UPI adalah jaringan pembayaran digital dominan di India yang memungkinkan transfer antar bank secara instan menggunakan smartphone. Langkah ini membuka aliran pendapatan baru dan bertujuan meningkatkan keterlibatan serta retensi pengguna dengan memperluas utilitas aplikasi di luar sekadar tabungan emas.
Jar juga menjadi pengadopsi awal UPI AutoPay, fitur yang diperkenalkan pemerintah India pada 2020 untuk mengaktifkan pembayaran berulang di platform UPI. Fitur ini telah membantu startup, yang hanya mendukung pembayaran berbasis UPI untuk tabungan emas, mendorong transaksi berulang dari pengguna, menurut sumber yang mengetahui masalah tersebut.
Baca Juga:
“Tabungan harian adalah fitur andalan kami, dan itulah yang digunakan sebagian besar pengguna kami,” kata Nishchay ketika ditanya bagaimana UPI AutoPay berkontribusi pada pertumbuhan perusahaan. Aplikasi ini melayani basis pengguna yang beragam, dari profesional terampil di TI dan manufaktur hingga pemilik usaha kecil dan pekerja harian, seperti tukang listrik, tukang ledeng, tukang kayu, dan buruh konstruksi.

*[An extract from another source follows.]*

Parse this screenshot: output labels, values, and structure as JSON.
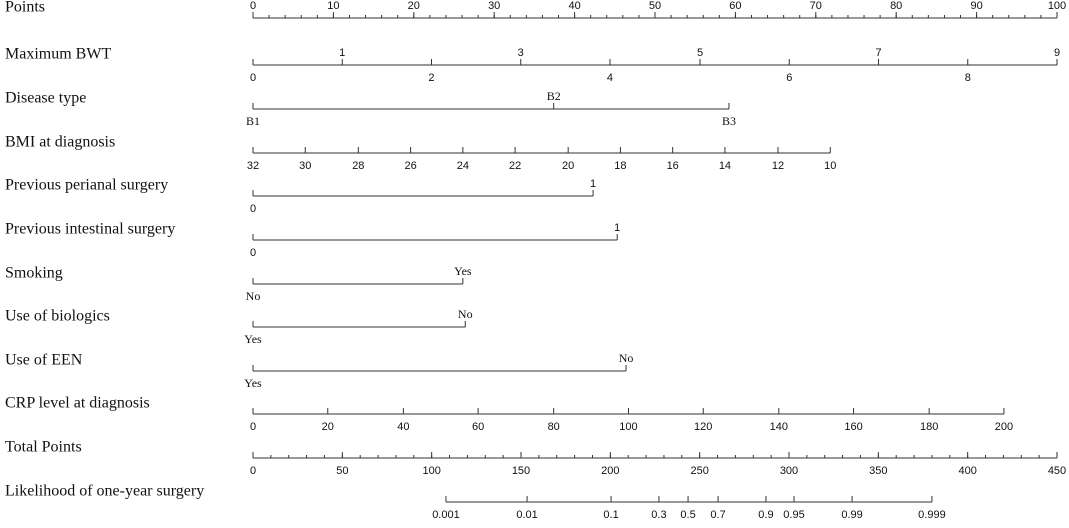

Aplikasi ini mendukung sembilan bahasa India, yang menurut perusahaan membantu menjangkau pengguna di berbagai tingkat pendidikan dan pendapatan. Startup ini juga merancang aplikasinya untuk menawarkan pengalaman yang dipersonalisasi kepada pengguna, dengan gamifikasi dan dorongan untuk mendorong tabungan emas.

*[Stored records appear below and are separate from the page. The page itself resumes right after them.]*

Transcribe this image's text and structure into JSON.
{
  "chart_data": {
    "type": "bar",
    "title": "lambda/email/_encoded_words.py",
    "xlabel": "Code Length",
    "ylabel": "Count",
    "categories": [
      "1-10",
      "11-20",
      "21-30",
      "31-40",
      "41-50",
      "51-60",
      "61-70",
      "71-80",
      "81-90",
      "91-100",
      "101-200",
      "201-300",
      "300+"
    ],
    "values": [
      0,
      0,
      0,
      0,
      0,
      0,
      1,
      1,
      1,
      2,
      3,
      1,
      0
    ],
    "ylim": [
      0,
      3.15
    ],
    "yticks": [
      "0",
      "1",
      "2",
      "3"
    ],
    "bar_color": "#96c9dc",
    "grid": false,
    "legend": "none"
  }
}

“Tim pertumbuhan secara konsisten membangun kohor berbeda untuk mengidentifikasi konsumen berdasarkan banyak atribut dan sinyal data, berdasarkan ponsel yang Anda gunakan, lokasi Anda mengoperasikan ponsel, bahasa apa, apa pola tabungan konsisten Anda, semua hal itu mereka pertimbangkan,” jelas Nishchay.

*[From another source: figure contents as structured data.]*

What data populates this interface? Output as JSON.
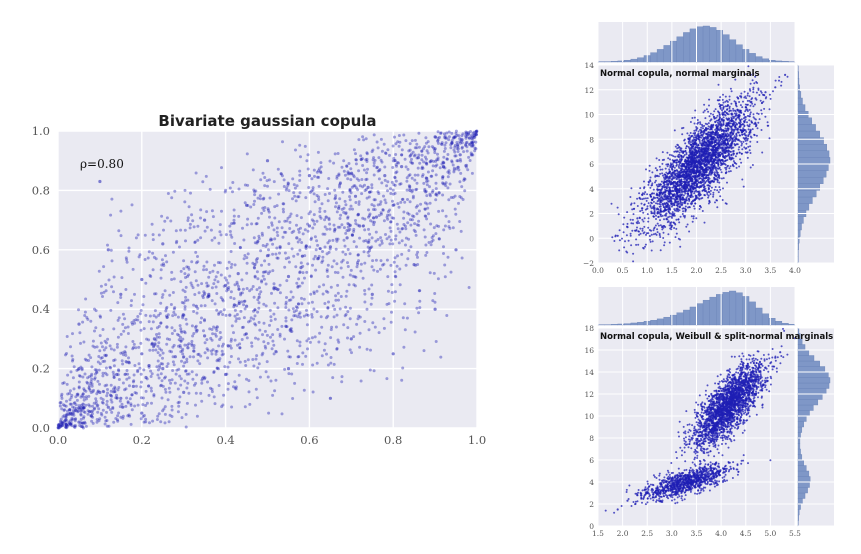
{
  "colors": {
    "panel_bg": "#eaeaf2",
    "grid": "#ffffff",
    "scatter_point": "#1f1fb4",
    "histogram_fill": "#7f97c7",
    "tick_text": "#555555"
  },
  "chart_data": [
    {
      "id": "main",
      "type": "scatter",
      "title": "Bivariate gaussian copula",
      "annotation": "ρ=0.80",
      "xlabel": "",
      "ylabel": "",
      "xlim": [
        0.0,
        1.0
      ],
      "ylim": [
        0.0,
        1.0
      ],
      "x_ticks": [
        "0.0",
        "0.2",
        "0.4",
        "0.6",
        "0.8",
        "1.0"
      ],
      "y_ticks": [
        "0.0",
        "0.2",
        "0.4",
        "0.6",
        "0.8",
        "1.0"
      ],
      "grid": true,
      "series": [
        {
          "points_sample": [
            [
              0.02,
              0.01
            ],
            [
              0.03,
              0.05
            ],
            [
              0.05,
              0.02
            ],
            [
              0.06,
              0.08
            ],
            [
              0.08,
              0.04
            ],
            [
              0.1,
              0.12
            ],
            [
              0.12,
              0.07
            ],
            [
              0.14,
              0.18
            ],
            [
              0.15,
              0.1
            ],
            [
              0.17,
              0.22
            ],
            [
              0.18,
              0.14
            ],
            [
              0.2,
              0.25
            ],
            [
              0.21,
              0.17
            ],
            [
              0.23,
              0.3
            ],
            [
              0.25,
              0.2
            ],
            [
              0.26,
              0.34
            ],
            [
              0.28,
              0.24
            ],
            [
              0.3,
              0.38
            ],
            [
              0.31,
              0.27
            ],
            [
              0.33,
              0.41
            ],
            [
              0.35,
              0.31
            ],
            [
              0.36,
              0.45
            ],
            [
              0.38,
              0.34
            ],
            [
              0.4,
              0.48
            ],
            [
              0.41,
              0.38
            ],
            [
              0.43,
              0.52
            ],
            [
              0.45,
              0.41
            ],
            [
              0.47,
              0.55
            ],
            [
              0.48,
              0.44
            ],
            [
              0.5,
              0.58
            ],
            [
              0.52,
              0.47
            ],
            [
              0.53,
              0.61
            ],
            [
              0.55,
              0.51
            ],
            [
              0.57,
              0.64
            ],
            [
              0.58,
              0.54
            ],
            [
              0.6,
              0.68
            ],
            [
              0.62,
              0.57
            ],
            [
              0.64,
              0.71
            ],
            [
              0.65,
              0.61
            ],
            [
              0.67,
              0.74
            ],
            [
              0.69,
              0.64
            ],
            [
              0.71,
              0.78
            ],
            [
              0.72,
              0.68
            ],
            [
              0.74,
              0.81
            ],
            [
              0.76,
              0.71
            ],
            [
              0.78,
              0.85
            ],
            [
              0.8,
              0.75
            ],
            [
              0.82,
              0.88
            ],
            [
              0.84,
              0.8
            ],
            [
              0.86,
              0.91
            ],
            [
              0.88,
              0.84
            ],
            [
              0.9,
              0.94
            ],
            [
              0.92,
              0.88
            ],
            [
              0.94,
              0.96
            ],
            [
              0.96,
              0.92
            ],
            [
              0.98,
              0.99
            ],
            [
              0.99,
              0.95
            ],
            [
              0.1,
              0.83
            ],
            [
              0.12,
              0.6
            ],
            [
              0.2,
              0.5
            ],
            [
              0.25,
              0.62
            ],
            [
              0.3,
              0.12
            ],
            [
              0.4,
              0.18
            ],
            [
              0.45,
              0.75
            ],
            [
              0.55,
              0.2
            ],
            [
              0.6,
              0.85
            ],
            [
              0.7,
              0.3
            ],
            [
              0.75,
              0.45
            ],
            [
              0.8,
              0.25
            ],
            [
              0.85,
              0.55
            ],
            [
              0.9,
              0.4
            ],
            [
              0.35,
              0.7
            ],
            [
              0.05,
              0.35
            ],
            [
              0.15,
              0.45
            ],
            [
              0.65,
              0.1
            ],
            [
              0.5,
              0.9
            ],
            [
              0.95,
              0.6
            ],
            [
              0.2,
              0.05
            ],
            [
              0.05,
              0.2
            ],
            [
              0.9,
              0.98
            ]
          ]
        }
      ]
    },
    {
      "id": "top_right",
      "type": "scatter",
      "title": "Normal copula, normal marginals",
      "xlabel": "",
      "ylabel": "",
      "xlim": [
        0.0,
        4.0
      ],
      "ylim": [
        -2,
        14
      ],
      "x_ticks": [
        "0.0",
        "0.5",
        "1.0",
        "1.5",
        "2.0",
        "2.5",
        "3.0",
        "3.5",
        "4.0"
      ],
      "y_ticks": [
        "−2",
        "0",
        "2",
        "4",
        "6",
        "8",
        "10",
        "12",
        "14"
      ],
      "grid": true,
      "marginals": {
        "x_histogram_counts": [
          1,
          1,
          2,
          3,
          5,
          8,
          12,
          18,
          26,
          35,
          46,
          58,
          70,
          82,
          92,
          98,
          100,
          96,
          88,
          76,
          62,
          48,
          35,
          24,
          15,
          9,
          5,
          3,
          2,
          1
        ],
        "y_histogram_counts": [
          1,
          1,
          2,
          4,
          7,
          11,
          17,
          25,
          34,
          45,
          57,
          68,
          79,
          88,
          95,
          100,
          97,
          90,
          80,
          68,
          55,
          43,
          32,
          22,
          14,
          9,
          5,
          3,
          2,
          1
        ]
      },
      "series": [
        {
          "points_sample": [
            [
              0.4,
              0.2
            ],
            [
              0.6,
              0.9
            ],
            [
              0.8,
              1.6
            ],
            [
              1.0,
              2.4
            ],
            [
              1.1,
              3.1
            ],
            [
              1.2,
              3.5
            ],
            [
              1.3,
              4.0
            ],
            [
              1.4,
              4.6
            ],
            [
              1.5,
              5.0
            ],
            [
              1.6,
              5.5
            ],
            [
              1.7,
              5.8
            ],
            [
              1.8,
              6.2
            ],
            [
              1.9,
              6.6
            ],
            [
              2.0,
              7.0
            ],
            [
              2.1,
              7.3
            ],
            [
              2.2,
              7.7
            ],
            [
              2.3,
              8.0
            ],
            [
              2.4,
              8.4
            ],
            [
              2.5,
              8.8
            ],
            [
              2.6,
              9.1
            ],
            [
              2.7,
              9.5
            ],
            [
              2.8,
              9.9
            ],
            [
              2.9,
              10.3
            ],
            [
              3.0,
              10.6
            ],
            [
              3.1,
              11.0
            ],
            [
              3.2,
              11.3
            ],
            [
              3.4,
              11.8
            ],
            [
              3.6,
              12.2
            ],
            [
              3.8,
              13.2
            ],
            [
              1.5,
              3.2
            ],
            [
              1.8,
              4.2
            ],
            [
              2.2,
              5.5
            ],
            [
              2.4,
              6.1
            ],
            [
              2.6,
              7.0
            ],
            [
              1.2,
              5.5
            ],
            [
              1.6,
              7.0
            ],
            [
              2.0,
              8.8
            ],
            [
              2.3,
              9.6
            ],
            [
              0.9,
              3.5
            ],
            [
              2.8,
              8.0
            ]
          ]
        }
      ]
    },
    {
      "id": "bottom_right",
      "type": "scatter",
      "title": "Normal copula, Weibull & split-normal marginals",
      "xlabel": "",
      "ylabel": "",
      "xlim": [
        1.5,
        5.5
      ],
      "ylim": [
        0,
        18
      ],
      "x_ticks": [
        "1.5",
        "2.0",
        "2.5",
        "3.0",
        "3.5",
        "4.0",
        "4.5",
        "5.0",
        "5.5"
      ],
      "y_ticks": [
        "0",
        "2",
        "4",
        "6",
        "8",
        "10",
        "12",
        "14",
        "16",
        "18"
      ],
      "grid": true,
      "marginals": {
        "x_histogram_counts": [
          1,
          1,
          2,
          3,
          4,
          6,
          8,
          11,
          14,
          18,
          23,
          29,
          36,
          44,
          53,
          63,
          73,
          82,
          90,
          96,
          100,
          95,
          84,
          68,
          50,
          33,
          20,
          11,
          5,
          2
        ],
        "y_histogram_counts": [
          1,
          2,
          4,
          8,
          14,
          22,
          30,
          36,
          38,
          34,
          26,
          18,
          12,
          8,
          6,
          6,
          8,
          12,
          18,
          26,
          36,
          48,
          62,
          76,
          88,
          97,
          100,
          95,
          84,
          68,
          50,
          34,
          22,
          13,
          7,
          3
        ]
      },
      "series": [
        {
          "points_sample": [
            [
              1.9,
              1.5
            ],
            [
              2.1,
              2.3
            ],
            [
              2.3,
              2.8
            ],
            [
              2.5,
              3.0
            ],
            [
              2.7,
              3.4
            ],
            [
              2.9,
              3.6
            ],
            [
              3.1,
              3.9
            ],
            [
              3.3,
              4.0
            ],
            [
              3.5,
              4.2
            ],
            [
              3.7,
              4.5
            ],
            [
              3.9,
              4.7
            ],
            [
              4.1,
              5.0
            ],
            [
              4.2,
              5.2
            ],
            [
              3.4,
              8.0
            ],
            [
              3.5,
              8.6
            ],
            [
              3.6,
              9.1
            ],
            [
              3.7,
              9.5
            ],
            [
              3.8,
              10.0
            ],
            [
              3.9,
              10.4
            ],
            [
              4.0,
              10.8
            ],
            [
              4.1,
              11.2
            ],
            [
              4.2,
              11.6
            ],
            [
              4.3,
              12.0
            ],
            [
              4.4,
              12.4
            ],
            [
              4.5,
              12.8
            ],
            [
              4.6,
              13.2
            ],
            [
              4.7,
              13.6
            ],
            [
              4.8,
              14.0
            ],
            [
              4.9,
              14.4
            ],
            [
              5.0,
              14.8
            ],
            [
              5.1,
              15.3
            ],
            [
              5.2,
              15.8
            ],
            [
              3.6,
              7.2
            ],
            [
              4.0,
              9.5
            ],
            [
              4.3,
              10.5
            ],
            [
              4.5,
              11.5
            ],
            [
              3.8,
              12.0
            ],
            [
              4.4,
              13.8
            ]
          ]
        }
      ]
    }
  ]
}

Startup ini menghitung Tiger Global, Tribe Capital, Arkam Ventures, dan WEH Ventures di antara investornya. Perusahaan telah mengumpulkan pendanaan $63,3 juta hingga saat ini, menurut Tracxn, dan terakhir dinilai lebih dari $300 juta. Inovasi Jar dalam investasi emas digital menunjukkan bagaimana fintech dapat menjangkau segmen yang selama ini kurang tersentuh layanan keuangan formal.
Keberhasilan Jar juga sejalan dengan tren yang diamati di Indonesia, di mana layanan serupa seperti yang ditawarkan Gojek dengan investasi emas digital mulai Rp8.000 semakin populer. Bagi banyak orang, cara menabung emas batangan dan digital menjadi pilihan investasi yang lebih mudah diakses dibandingkan instrumen tradisional.
Dengan rencana IPO tahun depan, Jar tidak hanya membuktikan bahwa model bisnisnya viable, tetapi juga menunjukkan potensi besar pasar emas digital di negara berkembang. Pendekatan mereka yang berfokus pada inklusi keuangan melalui aset yang dipahami secara budaya mungkin akan menginspirasi lebih banyak inovasi di sektor fintech regional.